Ed è notevole ehe questo nuovo tipo di problemi si veda già esemplificato in talune questioni più determinate, le quali s'incontrano fin dai primordî dell'analisi infinitesimale, cioè nei problemi isoperimetrici, in cui si tratta delle funzioni che rispondono a certe condizioni di massimo e minimo: problemi che, in forma elementare, si erano affacciati fin dall'antichità, quando Zenodoro dimostrava che il poligono regolare contiene l'area massima fra tutti i poligoni dello stesso numero di lati e d'egual perimetro; donde segue che la circonferenza racchiude area massima fra tutte le linee chiuse d'eguale lunghezza. I problemi isoperimetrici, a cui è dedicato il cosiddetto calcolo delle variazioni, ricevono a loro volta nuova luce dall'analisi dei funzionali (v. variazioni, calcolo delle).

Evoluzione del significato della risoluzione. - All'evoluzione del significato dei problemi nella storia delle matematiche fa riscontro il progressivo allargamento del senso della loro risoluzione.
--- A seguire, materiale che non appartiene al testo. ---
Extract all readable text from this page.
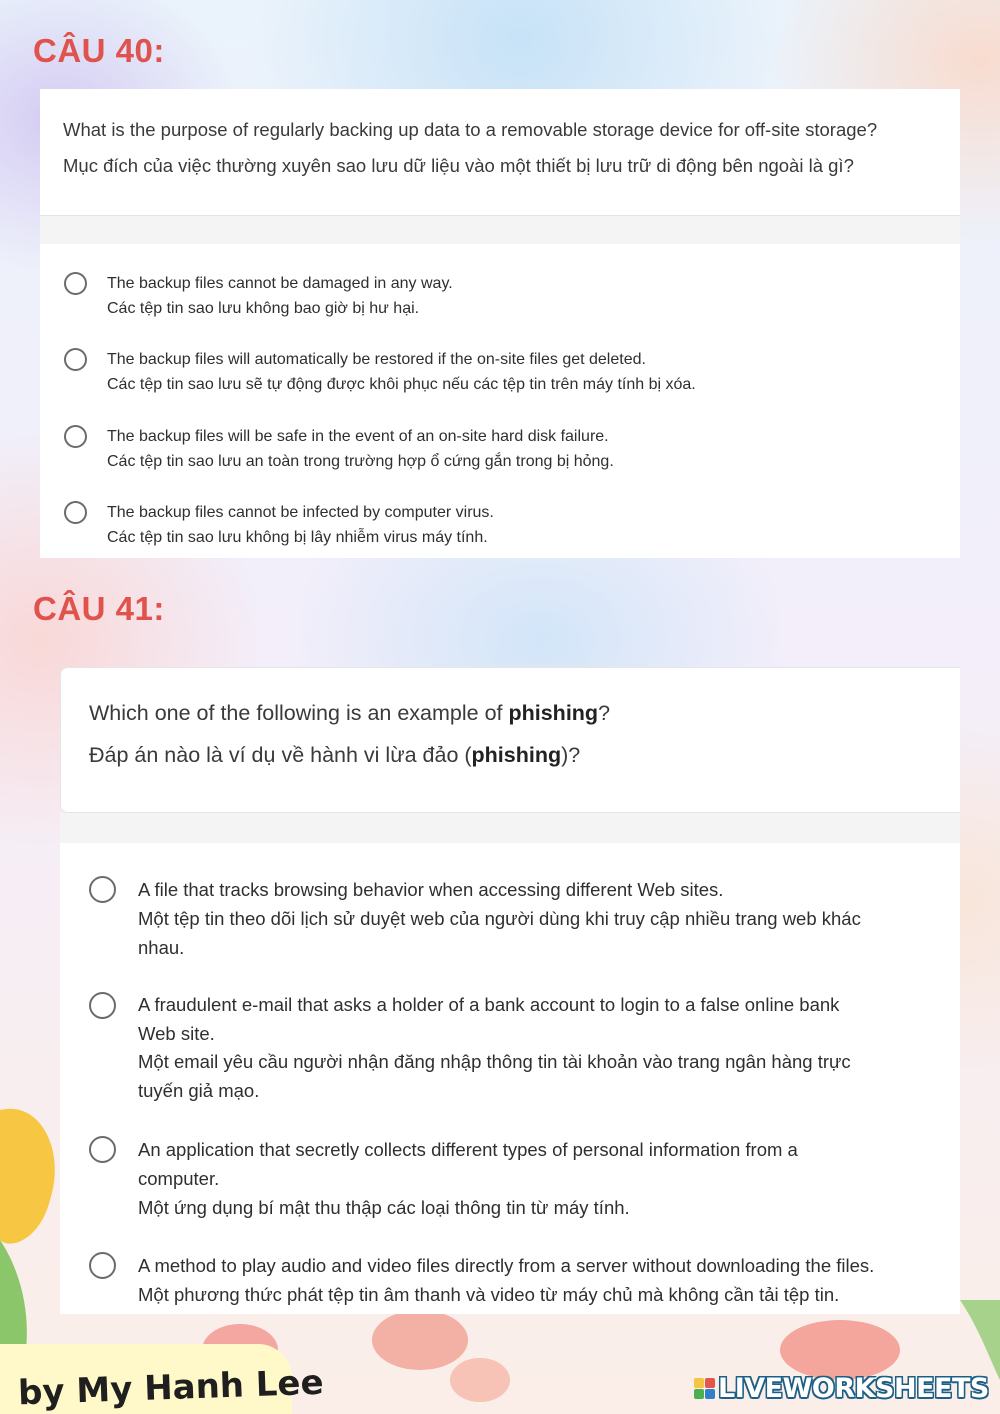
CÂU 40:

What is the purpose of regularly backing up data to a removable storage device for off-site storage?

Mục đích của việc thường xuyên sao lưu dữ liệu vào một thiết bị lưu trữ di động bên ngoài là gì?

The backup files cannot be damaged in any way.
Các tệp tin sao lưu không bao giờ bị hư hại.
The backup files will automatically be restored if the on-site files get deleted.
Các tệp tin sao lưu sẽ tự động được khôi phục nếu các tệp tin trên máy tính bị xóa.
The backup files will be safe in the event of an on-site hard disk failure.
Các tệp tin sao lưu an toàn trong trường hợp ổ cứng gắn trong bị hỏng.
The backup files cannot be infected by computer virus.
Các tệp tin sao lưu không bị lây nhiễm virus máy tính.
CÂU 41:

Which one of the following is an example of phishing?

Đáp án nào là ví dụ về hành vi lừa đảo (phishing)?

A file that tracks browsing behavior when accessing different Web sites.
Một tệp tin theo dõi lịch sử duyệt web của người dùng khi truy cập nhiều trang web khác
nhau.
A fraudulent e-mail that asks a holder of a bank account to login to a false online bank
Web site.
Một email yêu cầu người nhận đăng nhập thông tin tài khoản vào trang ngân hàng trực
tuyến giả mạo.
An application that secretly collects different types of personal information from a
computer.
Một ứng dụng bí mật thu thập các loại thông tin từ máy tính.
A method to play audio and video files directly from a server without downloading the files.
Một phương thức phát tệp tin âm thanh và video từ máy chủ mà không cần tải tệp tin.
by My Hanh Lee	LIVEWORKSHEETS
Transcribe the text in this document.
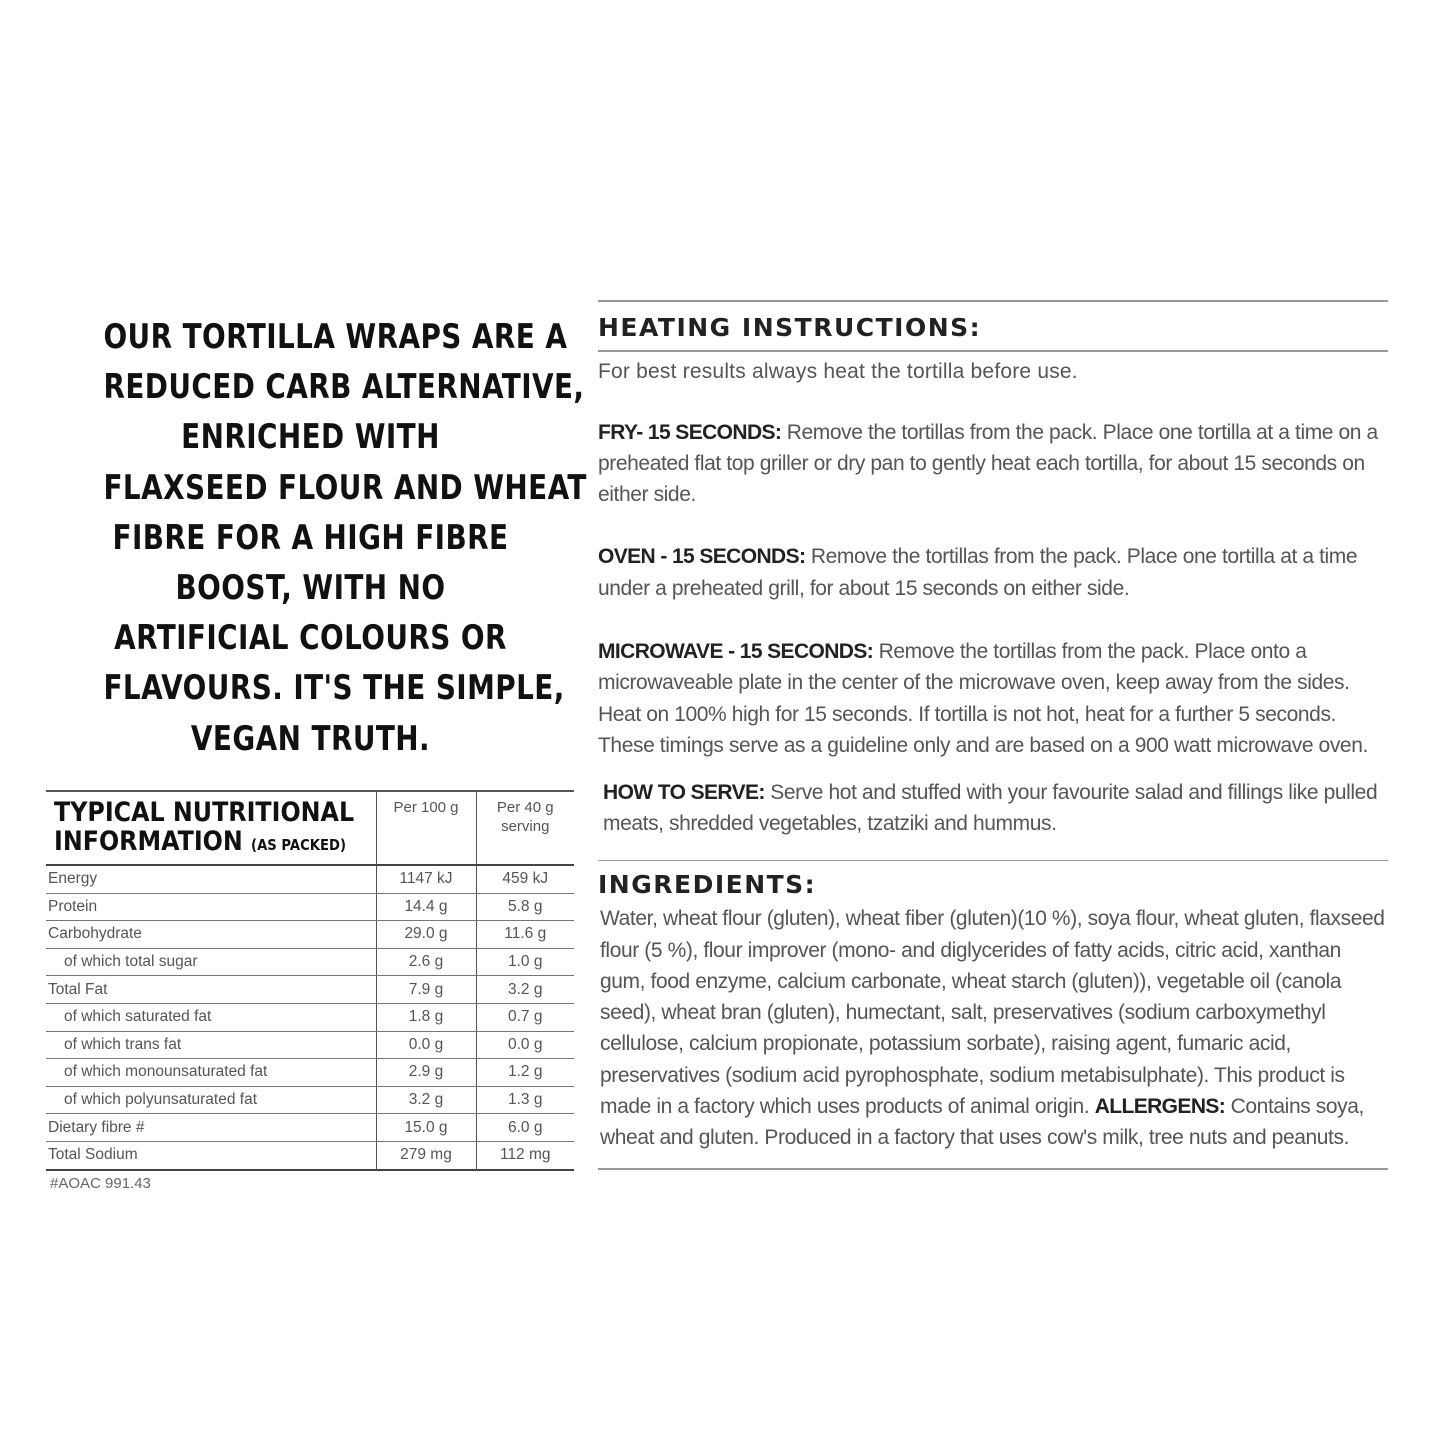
OUR TORTILLA WRAPS ARE A
REDUCED CARB ALTERNATIVE,
ENRICHED WITH
FLAXSEED FLOUR AND WHEAT
FIBRE FOR A HIGH FIBRE
BOOST, WITH NO
ARTIFICIAL COLOURS OR
FLAVOURS. IT'S THE SIMPLE,
VEGAN TRUTH.
TYPICAL NUTRITIONAL
INFORMATION (AS PACKED)	Per 100 g	Per 40 g
serving
Energy	1147 kJ	459 kJ
Protein	14.4 g	5.8 g
Carbohydrate	29.0 g	11.6 g
of which total sugar	2.6 g	1.0 g
Total Fat	7.9 g	3.2 g
of which saturated fat	1.8 g	0.7 g
of which trans fat	0.0 g	0.0 g
of which monounsaturated fat	2.9 g	1.2 g
of which polyunsaturated fat	3.2 g	1.3 g
Dietary fibre #	15.0 g	6.0 g
Total Sodium	279 mg	112 mg
#AOAC 991.43
HEATING INSTRUCTIONS:
For best results always heat the tortilla before use.
FRY- 15 SECONDS: Remove the tortillas from the pack. Place one tortilla at a time on a preheated flat top griller or dry pan to gently heat each tortilla, for about 15 seconds on either side.
OVEN - 15 SECONDS: Remove the tortillas from the pack. Place one tortilla at a time under a preheated grill, for about 15 seconds on either side.
MICROWAVE - 15 SECONDS: Remove the tortillas from the pack. Place onto a microwaveable plate in the center of the microwave oven, keep away from the sides. Heat on 100% high for 15 seconds. If tortilla is not hot, heat for a further 5 seconds. These timings serve as a guideline only and are based on a 900 watt microwave oven.
HOW TO SERVE: Serve hot and stuffed with your favourite salad and fillings like pulled meats, shredded vegetables, tzatziki and hummus.
INGREDIENTS:
Water, wheat flour (gluten), wheat fiber (gluten)(10 %), soya flour, wheat gluten, flaxseed flour (5 %), flour improver (mono- and diglycerides of fatty acids, citric acid, xanthan gum, food enzyme, calcium carbonate, wheat starch (gluten)), vegetable oil (canola seed), wheat bran (gluten), humectant, salt, preservatives (sodium carboxymethyl cellulose, calcium propionate, potassium sorbate), raising agent, fumaric acid, preservatives (sodium acid pyrophosphate, sodium metabisulphate). This product is made in a factory which uses products of animal origin. ALLERGENS: Contains soya, wheat and gluten. Produced in a factory that uses cow's milk, tree nuts and peanuts.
I Greci vedevano nella costruzione di una figura geometrica, ottenuta di regola, come si è detto, mediante rette e circoli, la prova della sua esistenza, dove questa non si lascia dedurre logicamente a priori dall'insieme delle condizioni definitrici. Ma certo, quando s'imbatterono nei problemi classici irresolubili con riga e compasso, dovettero convincersi che codesta esistenza può essere dimostrata anche mediante costruzioni d'ordine più elevato, ad esempio mercé le inserzioni o l'uso delle coniche. E quindi il concetto stesso della risoluzione venne ad apparire relativo agli strumenti o alle curve, di cui si concede l'uso. Quando si passò dai problemi della geometria a quelli dell'algebra e si affrontarono le prime difficoltà inerenti alla risoluzione di equazioni di grado superiore al secondo, in mancanza d'una formula risolutrice, si ricorse a considerazioni di continuità, e così s'introdusse nell'analisi l'idea che la prova d'esistenza, p. es. di numeri soddisfacenti a una data equazione, costituisce l'oggetto di una ricerca propria, indipendente dalle operazioni con cui il numero incognito può essere calcolato (mediante radicali o sviluppi di dato tipo).

Un'evoluzione analoga si riconosce nel significato dell'integrazione delle funzioni o delle equazioni differenziali. Si comincia a chiedere che la soluzione di tali problemi sia data mediante funzioni di specie nota, quali le funzioni algebriche o esponenziali, logaritmiche o circolari. E si viene a poco a poco a riconoscere che gl'integrali delle funzioni elementari o delle equazioni differenziali, pure elementari, conducono necessariamente al di là di queste funzioni elementari; e le seconde anche al di là delle semplici quadrature. Onde infine si è condotti a cercare la prova generale dell'esistenza di codesti integrali mercé considerazioni di continuità e a distinguere questo problema d'esistenza dalla risolubilità domandata con funzioni o sviluppi in serie di dato tipo. Questo è il senso di un'evoluzione d'idee che, ai principî del secolo scorso (e segnatamente attraverso la teoria delle funzioni ellittiche di Legendre, Abel e Jacobi) ha cambiato radicalmente l'indirizzo dell'analisi. Gli sviluppi della scuola francese intorno all'integrazione qualitativa delle equazioni differenziali (Poincaré, Picard, Painlevé) appartengono appunto a questo indirizzo di ricerca. La teoria dei gruppi continui di trasformazioni di S. Lie viene qui a mostrare, in modo determinato, le condizioni particolari che occorrono, perché l'integrale di un'equazione differenziale si possa esprimere mediante semplici quadrature, come già la teoria dei gruppi di sostituzioni sopra lettere aveva condotto E. Galois a riconoscere le condizioni particolari per la risolubilità delle equazioni algebriche mediante radicali.

Bibl.: Vedi le bibliografie delle voci: angolo; cerchio; compasso; cubo; equazioni.